Sacramento, Calif.-based Sutter Health will integrate Sansum Clinic, an outpatient care provider based in Santa Barbara, into its network over the next few years. The non-profit organizations are following through on a non-binding letter of intent they signed in May; their formal agreement takes effect Oct. 2, according to a press release. Financial details were not disclosed, but Sutter Health said it plans to make significant investments in Sansum’s facilities, services, technology, and equipment. A goal of the integration is to expand access to primary and specialty care in the state’s central coast area.
What we’re reading
The Cost Shift, The Health Care Ecosystem, And Commercial Prices. Health Affairs, 9.25.23
Government And Commercial Insurer Payment Rates To Hospitals: A Commentary On Priselac. Health Affairs, 9.25.23 (Priselac is the author of the previous article. Both are must-read policy discussions about cost-shifting and the role of integrated delivery networks in cost containment and care delivery.)

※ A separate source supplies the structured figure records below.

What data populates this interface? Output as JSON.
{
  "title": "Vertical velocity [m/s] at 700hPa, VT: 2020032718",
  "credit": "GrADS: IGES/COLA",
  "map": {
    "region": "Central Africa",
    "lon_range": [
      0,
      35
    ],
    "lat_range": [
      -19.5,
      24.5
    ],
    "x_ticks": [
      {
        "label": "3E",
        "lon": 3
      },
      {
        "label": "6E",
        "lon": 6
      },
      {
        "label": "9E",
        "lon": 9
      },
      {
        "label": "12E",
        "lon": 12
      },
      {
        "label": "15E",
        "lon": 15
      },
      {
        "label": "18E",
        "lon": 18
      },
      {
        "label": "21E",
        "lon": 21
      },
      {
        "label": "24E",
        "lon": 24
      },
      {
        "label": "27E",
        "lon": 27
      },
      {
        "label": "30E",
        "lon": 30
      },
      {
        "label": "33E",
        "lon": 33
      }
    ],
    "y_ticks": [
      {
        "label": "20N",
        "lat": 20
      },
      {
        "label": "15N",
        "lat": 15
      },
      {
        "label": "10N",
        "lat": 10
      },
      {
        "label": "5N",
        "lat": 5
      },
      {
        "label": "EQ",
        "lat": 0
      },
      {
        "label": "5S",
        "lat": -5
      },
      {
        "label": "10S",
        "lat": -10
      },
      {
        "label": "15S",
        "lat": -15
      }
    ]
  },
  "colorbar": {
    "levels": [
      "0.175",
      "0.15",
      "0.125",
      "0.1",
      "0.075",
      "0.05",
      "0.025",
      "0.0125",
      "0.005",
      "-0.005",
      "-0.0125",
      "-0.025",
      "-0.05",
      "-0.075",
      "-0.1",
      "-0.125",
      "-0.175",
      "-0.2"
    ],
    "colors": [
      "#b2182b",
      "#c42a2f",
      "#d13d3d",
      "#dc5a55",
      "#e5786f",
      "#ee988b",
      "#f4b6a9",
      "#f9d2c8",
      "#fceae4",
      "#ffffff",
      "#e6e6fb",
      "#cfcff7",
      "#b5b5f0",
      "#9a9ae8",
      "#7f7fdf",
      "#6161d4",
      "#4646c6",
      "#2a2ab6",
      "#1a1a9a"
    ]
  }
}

Three Key Ways To Strengthen Proposed Pharmacy Benefit Manager Regulations. Health Affairs, 9.26.23
What else we’re reading
Enlightenment Now: The Case for Reason, Science, Humanism, and Progress by Steven Pinker. I have a few favorite contemporary nonfiction writers, which if you’ve been paying attention to this bonus section you know includes Steven Johnson, Michael Lewis, Jon Krakauer, and Carl Sagan. Tom Wolfe is another (The Right Stuff, Hooking Up), although he made his money on period novels like Bonfire of the Vanities, A Man in Full, and I Am Charlotte Simmons.
But Harvard psychologist Steven Pinker stands out for his prolific writing on language, reason, and rationality in a crowded field that tends to be focused on arguments for evolution (Daniel Dennett, Stephen J. Gould, and Richard Dawkins) or against religion (Christopher Hitchens, Sam Harris, and Dawkins). Pinker is different, adjacently addressing those issues but packaging his ideas for a wider audience.